Whether you are considering purchasing a property that will come with an aboveground storage tank or you are thinking about buying an AST for your facility, you will need to be aware of the federal regulations that govern its use. There are many responsibilities that come with being the owner of an aboveground storage tank and in today’s blog, we’ll highlight the most important federal regulations you need to be aware of in order to operate within the law.
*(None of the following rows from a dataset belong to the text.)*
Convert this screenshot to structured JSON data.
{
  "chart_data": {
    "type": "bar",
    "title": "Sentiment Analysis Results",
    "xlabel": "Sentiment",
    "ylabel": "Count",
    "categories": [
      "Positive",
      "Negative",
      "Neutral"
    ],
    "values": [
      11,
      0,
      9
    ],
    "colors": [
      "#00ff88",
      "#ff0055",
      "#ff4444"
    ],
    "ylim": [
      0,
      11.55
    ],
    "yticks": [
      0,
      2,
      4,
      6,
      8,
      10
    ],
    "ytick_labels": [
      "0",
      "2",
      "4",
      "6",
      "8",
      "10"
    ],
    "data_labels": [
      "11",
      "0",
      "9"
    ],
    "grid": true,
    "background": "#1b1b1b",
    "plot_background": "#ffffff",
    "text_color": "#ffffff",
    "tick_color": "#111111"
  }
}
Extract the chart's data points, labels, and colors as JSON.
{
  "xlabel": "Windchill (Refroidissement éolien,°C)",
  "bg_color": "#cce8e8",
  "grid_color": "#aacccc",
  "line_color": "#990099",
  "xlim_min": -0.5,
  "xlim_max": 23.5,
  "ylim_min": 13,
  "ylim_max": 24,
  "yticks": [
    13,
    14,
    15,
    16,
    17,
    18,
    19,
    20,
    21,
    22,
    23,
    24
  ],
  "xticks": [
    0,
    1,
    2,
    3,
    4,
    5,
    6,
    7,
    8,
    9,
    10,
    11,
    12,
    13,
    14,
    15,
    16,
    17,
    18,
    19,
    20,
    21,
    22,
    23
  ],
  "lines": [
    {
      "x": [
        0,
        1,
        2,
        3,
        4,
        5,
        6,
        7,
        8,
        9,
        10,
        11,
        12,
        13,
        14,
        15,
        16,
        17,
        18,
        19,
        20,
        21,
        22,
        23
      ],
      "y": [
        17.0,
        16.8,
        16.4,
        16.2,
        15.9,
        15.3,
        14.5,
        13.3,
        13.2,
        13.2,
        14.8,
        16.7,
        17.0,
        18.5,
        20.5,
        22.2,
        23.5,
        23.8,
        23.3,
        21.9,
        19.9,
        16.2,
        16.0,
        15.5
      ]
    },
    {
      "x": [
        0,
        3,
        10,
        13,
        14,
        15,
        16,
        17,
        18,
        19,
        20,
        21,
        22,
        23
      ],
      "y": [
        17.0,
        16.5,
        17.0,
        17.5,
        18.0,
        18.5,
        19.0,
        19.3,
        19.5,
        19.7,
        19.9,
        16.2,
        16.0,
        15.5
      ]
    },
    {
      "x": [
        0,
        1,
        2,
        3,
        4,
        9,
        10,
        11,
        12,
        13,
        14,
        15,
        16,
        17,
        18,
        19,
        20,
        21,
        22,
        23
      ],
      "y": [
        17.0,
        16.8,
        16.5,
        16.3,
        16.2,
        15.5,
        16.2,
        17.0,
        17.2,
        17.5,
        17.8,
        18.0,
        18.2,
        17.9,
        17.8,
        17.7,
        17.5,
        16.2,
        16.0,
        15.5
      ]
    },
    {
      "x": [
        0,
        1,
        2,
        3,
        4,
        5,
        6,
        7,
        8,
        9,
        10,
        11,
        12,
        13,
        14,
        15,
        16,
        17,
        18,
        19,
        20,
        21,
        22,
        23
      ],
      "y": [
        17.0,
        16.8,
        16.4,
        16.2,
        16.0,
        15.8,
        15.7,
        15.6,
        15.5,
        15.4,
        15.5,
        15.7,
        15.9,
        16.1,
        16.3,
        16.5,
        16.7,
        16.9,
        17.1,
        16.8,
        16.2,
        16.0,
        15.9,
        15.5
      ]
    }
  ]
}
An AST can only be used to house oil if it has been specifically constructed to do so. In addition, the design of an AST must include a secondary containment space that is large enough to handle the total volume contained within your tank as well as an adequate freeboard to handle precipitation. Mobile and portable ASTs also require secondary containment areas and they should be positioned to prevent discharge.
Testing and monitoring
All aboveground storage tanks need to be inspected at regular intervals. In addition, your AST will need to be inspected anytime any materials repairs have been made to your tank. The frequency with which your tank will need to be inspected will depend on the capacity and design of your aboveground storage tank. This fact sheet from the Environmental Protection Agency can help you identify how often your tank will need to be inspected and provides useful guidance on other federal regulations as well. Visual inspections must be combined with another system of non-destructive shell testing, whether that be hydrostatic, ultrasonic, radiographic, or acoustic emissions testing. Always keep comparison records for your AST and be sure to frequently conduct a visual inspection of the outside of your container to monitor damage and potential sources of leakage.
Bear in mind that the majority of the regulations regarding aboveground storage tanks exist at the state level, so be sure to research the specific requirements in your area by contacting your local state agency that governs the regulation of storage tanks.